Feminist Last Naming Practices

Nontraditional Last Name Stories

Fasilidas Teshome Gebru

Fasilidas Teshome Gebru has an Ethiopian ethnic background; he is married with one child and lives in Las Vegas. His mother was a political activist who broke from Ethiopian tradition by giving him the first name Fasilidas, after the historic king of Ethipoia, rather than his father’s first name. “She hated the fact that the man’s name was the only thing that was involved in the last name of the child, so she decided that her name, which is Teshome, would also be my middle name. His last name is his father’s first name (traditionally the child’s last name is Gerbru, like his own, creating a family name.)

“There are no family names in the Ethiopian tradition,” Fasilidas explained, “so it’s kind of hard to find out who your family is, you know?

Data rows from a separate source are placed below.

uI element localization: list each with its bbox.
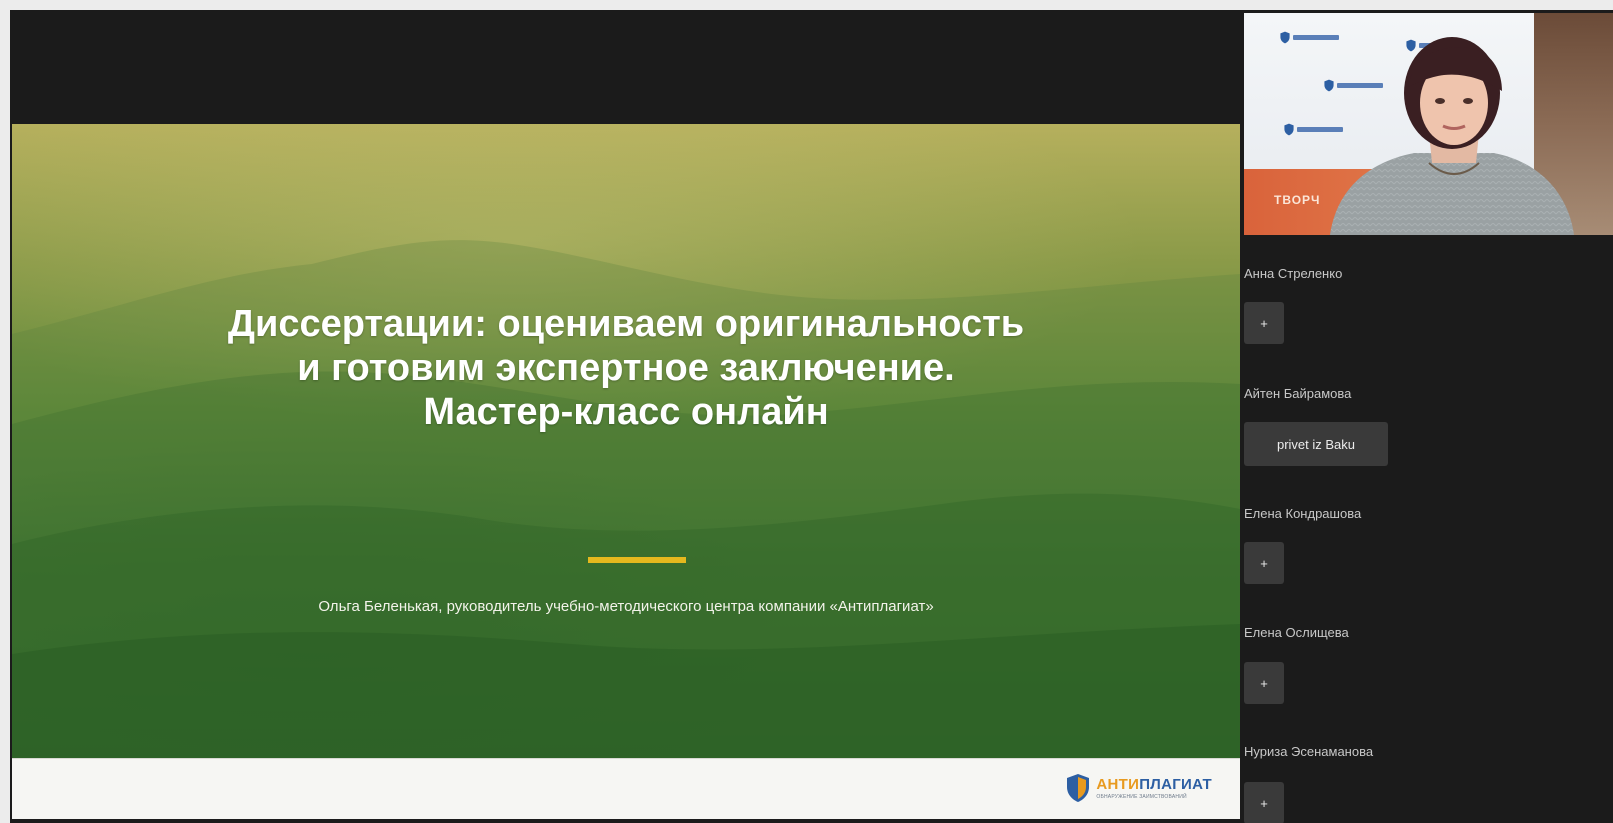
slide-background [12, 124, 1240, 758]
chat-author: Айтен Байрамова [1244, 386, 1352, 401]
chat-author: Елена Кондрашова [1244, 506, 1362, 521]
logo-tagline: ОБНАРУЖЕНИЕ ЗАИМСТВОВАНИЙ [1096, 794, 1187, 800]
video-conference-screen: Диссертации: оцениваем оригинальность и … [10, 10, 1613, 823]
chat-message: + [1244, 542, 1284, 584]
chat-message: + [1244, 782, 1284, 823]
chat-message: + [1244, 662, 1284, 704]
shield-icon [1067, 774, 1090, 802]
presenter-webcam: ТВОРЧ [1244, 13, 1613, 235]
chat-message: privet iz Baku [1244, 422, 1388, 466]
antiplagiat-logo: АНТИПЛАГИАТ ОБНАРУЖЕНИЕ ЗАИМСТВОВАНИЙ [1066, 773, 1212, 803]
slide-title-line: и готовим экспертное заключение. [297, 347, 955, 389]
slide-subtitle: Ольга Беленькая, руководитель учебно-мет… [318, 598, 934, 615]
slide-title: Диссертации: оцениваем оригинальность и … [12, 302, 1240, 434]
mountains-image [12, 240, 1240, 758]
slide-footer: АНТИПЛАГИАТ ОБНАРУЖЕНИЕ ЗАИМСТВОВАНИЙ [12, 758, 1240, 819]
slide-title-line: Диссертации: оцениваем оригинальность [227, 303, 1025, 345]
presenter-person-image [1330, 37, 1574, 235]
chat-author: Нуриза Эсенаманова [1244, 744, 1374, 759]
logo-text-prefix: АНТИ [1096, 776, 1140, 793]
slide-title-line: Мастер-класс онлайн [423, 391, 829, 433]
slide-divider [588, 557, 686, 563]
chat-author: Елена Ослищева [1244, 625, 1349, 640]
logo-text: АНТИПЛАГИАТ [1096, 776, 1212, 793]
chat-author: Анна Стреленко [1244, 266, 1343, 281]
chat-message: + [1244, 302, 1284, 344]
shared-slide: Диссертации: оцениваем оригинальность и … [12, 124, 1240, 823]
logo-text-suffix: ПЛАГИАТ [1139, 776, 1212, 793]
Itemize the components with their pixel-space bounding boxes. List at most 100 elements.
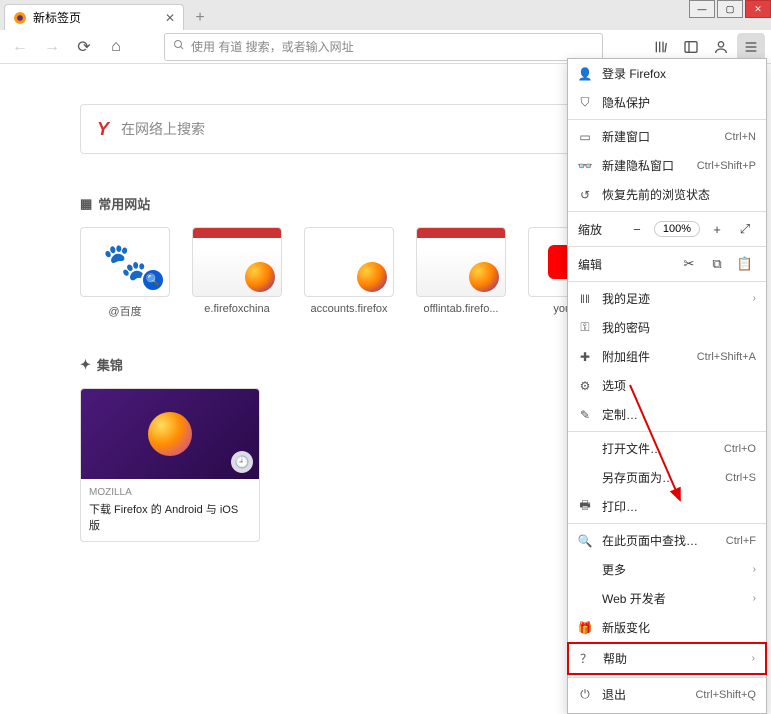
account-button[interactable] [707,33,735,61]
menu-label: 帮助 [603,650,742,667]
chevron-right-icon: › [752,653,755,664]
menu-edit-row: 编辑 ✂ ⧉ 📋 [568,249,766,279]
menu-print[interactable]: 🖶 打印… [568,492,766,521]
library-icon: ‖‖ [578,292,592,306]
menu-library[interactable]: ‖‖ 我的足迹 › [568,284,766,313]
menu-label: Web 开发者 [602,590,743,607]
menu-webdev[interactable]: Web 开发者 › [568,584,766,613]
cut-button[interactable]: ✂ [678,253,700,275]
menu-label: 新版变化 [602,619,756,636]
menu-restore[interactable]: ↺ 恢复先前的浏览状态 [568,180,766,209]
tab-strip: 新标签页 ✕ + [0,0,771,30]
help-icon: ？ [579,652,593,666]
firefox-mini-icon [245,262,275,292]
window-minimize-button[interactable]: — [689,0,715,18]
menu-exit[interactable]: ⏻ 退出 Ctrl+Shift+Q [568,680,766,709]
grid-icon: ▦ [80,196,92,212]
firefox-mini-icon [469,262,499,292]
menu-shortcut: Ctrl+F [726,535,756,547]
topsites-label: 常用网站 [98,194,150,213]
tile-offlintab[interactable]: offlintab.firefo... [416,227,506,319]
address-bar[interactable]: 使用 有道 搜索，或者输入网址 [164,33,603,61]
new-tab-button[interactable]: + [188,6,212,30]
window-close-button[interactable]: ✕ [745,0,771,18]
menu-shortcut: Ctrl+Shift+Q [695,689,756,701]
zoom-label: 缩放 [578,221,602,238]
puzzle-icon: ✚ [578,350,592,364]
menu-label: 隐私保护 [602,94,756,111]
zoom-out-button[interactable]: − [626,218,648,240]
search-icon: 🔍 [578,534,592,548]
menu-zoom-row: 缩放 − 100% + ⤢ [568,214,766,244]
highlight-title: 下载 Firefox 的 Android 与 iOS 版 [89,501,251,533]
gear-icon: ⚙ [578,379,592,393]
menu-new-window[interactable]: ▭ 新建窗口 Ctrl+N [568,122,766,151]
back-button[interactable]: ← [6,33,34,61]
forward-button[interactable]: → [38,33,66,61]
library-button[interactable] [647,33,675,61]
menu-shortcut: Ctrl+N [725,131,756,143]
menu-label: 新建隐私窗口 [602,157,687,174]
copy-button[interactable]: ⧉ [706,253,728,275]
menu-label: 附加组件 [602,348,687,365]
menu-new-private[interactable]: 👓 新建隐私窗口 Ctrl+Shift+P [568,151,766,180]
menu-signin[interactable]: 👤 登录 Firefox [568,59,766,88]
menu-customize[interactable]: ✎ 定制… [568,400,766,429]
menu-label: 另存页面为… [602,469,715,486]
menu-label: 我的足迹 [602,290,743,307]
restore-icon: ↺ [578,188,592,202]
edit-label: 编辑 [578,256,602,273]
tile-accounts-firefox[interactable]: accounts.firefox [304,227,394,319]
zoom-in-button[interactable]: + [706,218,728,240]
menu-open-file[interactable]: 打开文件… Ctrl+O [568,434,766,463]
hamburger-menu-button[interactable] [737,33,765,61]
account-icon: 👤 [578,67,592,81]
menu-privacy[interactable]: ⛉ 隐私保护 [568,88,766,117]
firefox-mini-icon [357,262,387,292]
tile-firefoxchina[interactable]: e.firefoxchina [192,227,282,319]
paste-button[interactable]: 📋 [734,253,756,275]
menu-separator [568,677,766,678]
menu-separator [568,246,766,247]
reload-button[interactable]: ⟳ [70,33,98,61]
hero-search-placeholder: 在网络上搜索 [121,119,205,139]
highlights-icon: ✦ [80,357,91,373]
menu-save-as[interactable]: 另存页面为… Ctrl+S [568,463,766,492]
tile-baidu[interactable]: 🐾🔍 @百度 [80,227,170,319]
tile-label: e.firefoxchina [192,303,282,315]
menu-passwords[interactable]: ⚿ 我的密码 [568,313,766,342]
firefox-logo-icon [148,412,192,456]
menu-label: 选项 [602,377,756,394]
gift-icon: 🎁 [578,621,592,635]
menu-label: 登录 Firefox [602,65,756,82]
highlight-source: MOZILLA [89,487,251,498]
menu-shortcut: Ctrl+O [724,443,756,455]
highlights-label: 集锦 [97,355,123,374]
zoom-value[interactable]: 100% [654,221,700,237]
power-icon: ⏻ [578,688,592,702]
menu-label: 更多 [602,561,743,578]
menu-options[interactable]: ⚙ 选项 [568,371,766,400]
highlight-card[interactable]: 🕘 MOZILLA 下载 Firefox 的 Android 与 iOS 版 [80,388,260,542]
search-badge-icon: 🔍 [141,268,165,292]
chevron-right-icon: › [753,293,756,304]
menu-label: 恢复先前的浏览状态 [602,186,756,203]
menu-label: 打开文件… [602,440,714,457]
sidebar-button[interactable] [677,33,705,61]
fullscreen-button[interactable]: ⤢ [734,218,756,240]
menu-shortcut: Ctrl+S [725,472,756,484]
tab-close-icon[interactable]: ✕ [165,11,175,25]
menu-label: 在此页面中查找… [602,532,716,549]
menu-addons[interactable]: ✚ 附加组件 Ctrl+Shift+A [568,342,766,371]
menu-more[interactable]: 更多 › [568,555,766,584]
app-menu-panel: 👤 登录 Firefox ⛉ 隐私保护 ▭ 新建窗口 Ctrl+N 👓 新建隐私… [567,58,767,714]
menu-label: 退出 [602,686,685,703]
highlight-thumb: 🕘 [81,389,259,479]
menu-find[interactable]: 🔍 在此页面中查找… Ctrl+F [568,526,766,555]
menu-label: 新建窗口 [602,128,715,145]
browser-tab[interactable]: 新标签页 ✕ [4,4,184,30]
home-button[interactable]: ⌂ [102,33,130,61]
menu-whatsnew[interactable]: 🎁 新版变化 [568,613,766,642]
window-maximize-button[interactable]: ▢ [717,0,743,18]
menu-help[interactable]: ？ 帮助 › [567,642,767,675]
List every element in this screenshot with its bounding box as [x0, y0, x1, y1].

It’s almost scary because when I went to Ethiopia, I was petrified of committing like, involuntary incest, because I didn’t know who was my family. So, um, there it is, I didn’t like it at all.”

Fasilidas’s mother’s break from patronymics appeared to also offer Fasilidas an opportunity to create a patrilineal family name in line with U.S. norms, which he readily took.

His wife had asked, him “how I would feel about her keeping her last name and hyphenating it and putting my name in. And I’m like ‘absolutely not’, you know? Cus, it’s like; you feel like you’re giving your name to somebody, you know? And… I don’t know — I took pride in it. I felt that, you know, if you’re marrying me then you should want my name. You know what I mean?”